The Observed Luminosity Correlations of Gamma-Ray Bursts and Their Applications

TL;DR

This paper reviews empirical luminosity correlations in gamma-ray bursts, discusses their theoretical interpretations, and explores their potential for cosmological applications despite calibration challenges.

Contribution

It provides a comprehensive overview of GRB parameter correlations, their theoretical basis, and methods to calibrate them for cosmological use, addressing the circularity problem.

Findings

Various GRB parameter correlations are identified and discussed.

Calibration efforts aim to overcome the circularity problem.

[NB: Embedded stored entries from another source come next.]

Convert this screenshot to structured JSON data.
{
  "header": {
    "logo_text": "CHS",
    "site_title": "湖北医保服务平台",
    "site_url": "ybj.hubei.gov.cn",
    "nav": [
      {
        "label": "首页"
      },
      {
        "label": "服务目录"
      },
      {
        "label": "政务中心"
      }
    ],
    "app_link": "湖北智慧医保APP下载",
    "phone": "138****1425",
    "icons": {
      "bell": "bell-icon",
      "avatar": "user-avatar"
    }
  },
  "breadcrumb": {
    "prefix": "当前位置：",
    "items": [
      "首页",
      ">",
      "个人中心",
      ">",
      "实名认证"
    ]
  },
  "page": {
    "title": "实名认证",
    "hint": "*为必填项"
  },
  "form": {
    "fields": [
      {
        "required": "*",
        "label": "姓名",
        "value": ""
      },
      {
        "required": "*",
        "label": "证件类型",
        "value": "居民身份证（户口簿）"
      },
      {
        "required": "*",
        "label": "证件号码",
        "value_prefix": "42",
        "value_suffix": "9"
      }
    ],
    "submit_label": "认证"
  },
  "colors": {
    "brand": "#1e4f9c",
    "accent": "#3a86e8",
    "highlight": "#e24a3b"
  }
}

Potential of certain correlations as redshift indicators is highlighted.

Abstract

Gamma-ray bursts (GRBs) are among the most luminous electromagnetic transients in the universe, providing unique insights into extreme astrophysical processes and serving as promising probes for cosmology. Unlike Type Ia supernovae, which have a unified explosion mechanism, GRBs cannot directly act as standard candles for tracing cosmic evolution at high redshifts due to significant uncertainties in their underlying physical origins. Empirical correlations derived from statistical analyses involving various GRB parameters provide valuable information regarding their intrinsic properties. In this brief review, we describe various correlations among GRB parameters involving the prompt and afterglow phases, discussing possible theoretical interpretations behind them. The scarcity of low-redshift GRBs poses a major obstacle to the application of GRB empirical correlations in cosmology, referred to as the circularity problem. We present various efforts aiming at calibrating GRBs to address this challenge and leveraging established empirical correlations to constrain cosmological parameters. The pivotal role of GRB sample quality in advancing cosmological research is underscored. Some correlations that could potentially be utilized as redshift indicators are also introduced.